Yes, please.  I've seen that first patch several times already. :)

--D

> Thanks,
>   Felix
> 
>
Felix Kuehling Oct. 12, 2021, 11:04 p.m. UTC | #8
Am 2021-10-12 um 3:03 p.m. schrieb Andrew Morton:
> On Tue, 12 Oct 2021 15:56:29 -0300 Jason Gunthorpe <jgg@nvidia.com> wrote:
>
>>> To what other uses will this infrastructure be put?
>>>
>>> Because I must ask: if this feature is for one single computer which
>>> presumably has a custom kernel, why add it to mainline Linux?
>> Well, it certainly isn't just "one single computer". Overall I know of
>> about, hmm, ~10 *datacenters* worth of installations that are using
>> similar technology underpinnings.
>>
>> "Frontier" is the code name for a specific installation but as the
>> technology is proven out there will be many copies made of that same
>> approach.
>>
>> The previous program "Summit" was done with NVIDIA GPUs and PowerPC
>> CPUs and also included a very similar capability. I think this is a
>> good sign that this coherently attached accelerator will continue to
>> be a theme in computing going foward. IIRC this was done using out of
>> tree kernel patches and NUMA localities.
>>
>> Specifically with CXL now being standardized and on a path to ubiquity
>> I think we will see an explosion in deployments of coherently attached
>> accelerator memory. This is the high end trickling down to wider
>> usage.
>>
>> I strongly think many CXL accelerators are going to want to manage
>> their on-accelerator memory in this way as it makes universal sense to
>> want to carefully manage memory access locality to optimize for
>> performance.
> Thanks.  Can we please get something like the above into the [0/n]
> changelog?  Along with any other high-level info which is relevant?
>
> It's rather important.  "why should I review this", "why should we
> merge this", etc.

Using Jason's input, I suggest adding this text for the next revision of
the cover letter:

DEVICE_PRIVATE memory emulates coherence between CPU and the device by
migrating data back and forth. An application that accesses the same
page (or huge page) from CPU and device concurrently can cause many
migrations, each involving device cache flushes, page table updates and
page faults on the CPU or device.

In contrast, DEVICE_COHERENT enables truly concurrent CPU and device
access to to ZONE_DEVICE pages by taking advantage of HW coherence
protocols.

As a historical reference point, the Summit supercomputer implemented
such a coherent memory architecture with NVidia GPUs and PowerPC CPUs.
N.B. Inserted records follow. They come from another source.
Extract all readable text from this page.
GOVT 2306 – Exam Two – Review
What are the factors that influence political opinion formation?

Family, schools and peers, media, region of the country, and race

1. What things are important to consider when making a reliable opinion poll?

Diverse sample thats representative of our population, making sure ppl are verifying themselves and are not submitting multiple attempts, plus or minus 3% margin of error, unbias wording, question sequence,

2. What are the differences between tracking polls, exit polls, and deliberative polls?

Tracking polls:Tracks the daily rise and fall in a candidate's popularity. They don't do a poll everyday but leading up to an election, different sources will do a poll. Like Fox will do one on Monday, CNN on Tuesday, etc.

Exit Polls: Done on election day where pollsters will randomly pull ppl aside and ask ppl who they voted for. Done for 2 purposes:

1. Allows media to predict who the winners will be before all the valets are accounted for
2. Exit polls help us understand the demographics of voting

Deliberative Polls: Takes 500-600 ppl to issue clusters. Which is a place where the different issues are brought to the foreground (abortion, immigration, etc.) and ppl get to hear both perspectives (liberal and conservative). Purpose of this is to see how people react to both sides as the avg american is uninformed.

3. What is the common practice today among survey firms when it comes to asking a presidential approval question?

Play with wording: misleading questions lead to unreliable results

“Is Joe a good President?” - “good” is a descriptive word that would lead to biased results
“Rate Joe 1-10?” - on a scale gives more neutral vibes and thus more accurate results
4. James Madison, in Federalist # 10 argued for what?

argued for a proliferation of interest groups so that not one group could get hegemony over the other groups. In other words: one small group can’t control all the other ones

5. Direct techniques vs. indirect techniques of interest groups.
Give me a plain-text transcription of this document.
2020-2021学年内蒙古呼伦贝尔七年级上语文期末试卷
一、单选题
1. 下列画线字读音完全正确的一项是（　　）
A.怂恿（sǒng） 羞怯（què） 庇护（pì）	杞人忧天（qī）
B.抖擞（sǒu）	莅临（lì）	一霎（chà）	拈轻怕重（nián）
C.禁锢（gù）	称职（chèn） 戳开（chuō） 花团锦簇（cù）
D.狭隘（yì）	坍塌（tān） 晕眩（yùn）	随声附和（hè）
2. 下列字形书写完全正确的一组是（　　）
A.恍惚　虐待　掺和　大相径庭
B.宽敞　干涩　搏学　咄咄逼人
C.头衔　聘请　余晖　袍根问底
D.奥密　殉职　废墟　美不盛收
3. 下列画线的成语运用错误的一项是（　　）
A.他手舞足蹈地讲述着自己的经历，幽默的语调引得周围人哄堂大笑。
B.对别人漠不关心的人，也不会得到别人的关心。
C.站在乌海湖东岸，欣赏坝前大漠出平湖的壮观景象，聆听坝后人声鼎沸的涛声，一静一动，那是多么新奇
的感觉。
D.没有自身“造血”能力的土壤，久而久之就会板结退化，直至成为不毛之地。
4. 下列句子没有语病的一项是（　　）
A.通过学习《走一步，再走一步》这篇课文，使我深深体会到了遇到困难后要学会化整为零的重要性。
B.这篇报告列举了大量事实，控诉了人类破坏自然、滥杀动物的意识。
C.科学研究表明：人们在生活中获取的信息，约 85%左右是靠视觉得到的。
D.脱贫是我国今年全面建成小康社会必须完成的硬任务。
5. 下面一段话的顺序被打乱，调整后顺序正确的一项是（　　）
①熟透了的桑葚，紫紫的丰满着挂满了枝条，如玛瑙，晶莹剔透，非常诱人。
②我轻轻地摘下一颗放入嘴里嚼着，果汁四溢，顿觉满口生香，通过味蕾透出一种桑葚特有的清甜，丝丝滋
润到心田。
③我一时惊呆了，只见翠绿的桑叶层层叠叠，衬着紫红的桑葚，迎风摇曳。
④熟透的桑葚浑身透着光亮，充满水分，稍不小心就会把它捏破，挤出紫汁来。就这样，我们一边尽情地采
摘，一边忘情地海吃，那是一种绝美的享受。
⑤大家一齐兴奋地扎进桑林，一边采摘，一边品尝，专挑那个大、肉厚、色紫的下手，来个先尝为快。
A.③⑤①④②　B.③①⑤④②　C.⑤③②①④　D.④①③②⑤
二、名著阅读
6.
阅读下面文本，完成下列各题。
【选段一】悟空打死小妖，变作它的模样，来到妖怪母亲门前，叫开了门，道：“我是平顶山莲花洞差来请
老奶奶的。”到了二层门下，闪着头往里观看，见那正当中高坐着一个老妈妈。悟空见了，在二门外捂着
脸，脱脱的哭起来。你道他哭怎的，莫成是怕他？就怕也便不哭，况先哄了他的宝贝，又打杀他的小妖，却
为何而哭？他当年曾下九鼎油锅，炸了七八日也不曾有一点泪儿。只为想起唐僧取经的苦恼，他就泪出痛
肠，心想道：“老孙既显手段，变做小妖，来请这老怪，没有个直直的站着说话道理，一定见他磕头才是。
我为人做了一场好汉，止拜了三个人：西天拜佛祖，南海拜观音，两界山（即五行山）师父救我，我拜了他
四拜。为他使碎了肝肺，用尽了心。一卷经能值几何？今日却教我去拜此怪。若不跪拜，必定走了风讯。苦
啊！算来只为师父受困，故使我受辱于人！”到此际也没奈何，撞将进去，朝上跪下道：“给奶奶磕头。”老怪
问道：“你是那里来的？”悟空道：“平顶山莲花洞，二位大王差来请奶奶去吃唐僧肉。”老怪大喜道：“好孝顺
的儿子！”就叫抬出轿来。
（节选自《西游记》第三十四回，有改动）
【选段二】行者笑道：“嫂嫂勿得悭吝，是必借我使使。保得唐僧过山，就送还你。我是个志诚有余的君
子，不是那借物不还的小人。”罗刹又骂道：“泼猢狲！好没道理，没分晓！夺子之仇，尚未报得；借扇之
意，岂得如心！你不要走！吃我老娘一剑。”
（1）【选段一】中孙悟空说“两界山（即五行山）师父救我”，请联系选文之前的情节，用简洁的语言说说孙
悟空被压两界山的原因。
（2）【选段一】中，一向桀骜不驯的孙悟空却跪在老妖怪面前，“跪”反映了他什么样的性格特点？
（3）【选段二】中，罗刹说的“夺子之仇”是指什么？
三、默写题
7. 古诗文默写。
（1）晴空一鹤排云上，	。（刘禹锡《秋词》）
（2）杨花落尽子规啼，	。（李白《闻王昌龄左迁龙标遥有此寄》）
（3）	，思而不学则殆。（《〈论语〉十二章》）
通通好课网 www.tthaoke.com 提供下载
The initial user for the DEVICE_COHERENT memory type will be the AMD GPU
driver on the Frontier supercomputer. CXL standardizes a coherent
peripheral interconnect, leading to more mainstream systems and devices
with that capability.

Best regards,
  Felix
Daniel Vetter Oct. 13, 2021, 1:34 p.m. UTC | #9
On Tue, Oct 12, 2021 at 03:56:29PM -0300, Jason Gunthorpe wrote:
> On Tue, Oct 12, 2021 at 11:39:57AM -0700, Andrew Morton wrote:
> > On Tue, 12 Oct 2021 12:12:35 -0500 Alex Sierra <alex.sierra@amd.com> wrote:
> > 
> > > This patch series introduces MEMORY_DEVICE_COHERENT, a type of memory
> > > owned by a device that can be mapped into CPU page tables like
> > > MEMORY_DEVICE_GENERIC and can also be migrated like MEMORY_DEVICE_PRIVATE.
> > > With MEMORY_DEVICE_COHERENT, we isolate the new memory type from other
> > > subsystems as far as possible, though there are some small changes to
> > > other subsystems such as filesystem DAX, to handle the new memory type
> > > appropriately.
> > > 
> > > We use ZONE_DEVICE for this instead of NUMA so that the amdgpu
> > > allocator can manage it without conflicting with core mm for non-unified
> > > memory use cases.
> > > 
> > > How it works: The system BIOS advertises the GPU device memory (aka VRAM)
> > > as SPM (special purpose memory) in the UEFI system address map.
> > > The amdgpu driver registers the memory with devmap as
> > > MEMORY_DEVICE_COHERENT using devm_memremap_pages.
> > > 
> > > The initial user for this hardware page migration capability will be
> > > the Frontier supercomputer project.
> > 
> > To what other uses will this infrastructure be put?
> > 
> > Because I must ask: if this feature is for one single computer which
> > presumably has a custom kernel, why add it to mainline Linux?
> 
> Well, it certainly isn't just "one single computer". Overall I know of
> about, hmm, ~10 *datacenters* worth of installations that are using
> similar technology underpinnings.
> 
> "Frontier" is the code name for a specific installation but as the
> technology is proven out there will be many copies made of that same
> approach.
> 
> The previous program "Summit" was done with NVIDIA GPUs and PowerPC
> CPUs and also included a very similar capability. I think this is a
> good sign that this coherently attached accelerator will continue to
> be a theme in computing going foward. IIRC this was done using out of
> tree kernel patches and NUMA localities.
> 
> Specifically with CXL now being standardized and on a path to ubiquity
> I think we will see an explosion in deployments of coherently attached
> accelerator memory. This is the high end trickling down to wider
> usage.
> 
> I strongly think many CXL accelerators are going to want to manage
> their on-accelerator memory in this way as it makes universal sense to
> want to carefully manage memory access locality to optimize for
> performance.

Yeah with CXL this will be used by a lot more drivers/devices, not
even including nvidia's blob.

I guess if you want make sure get an ack on this from CXL folks, so that
we don't end up with a mess.
-Daniel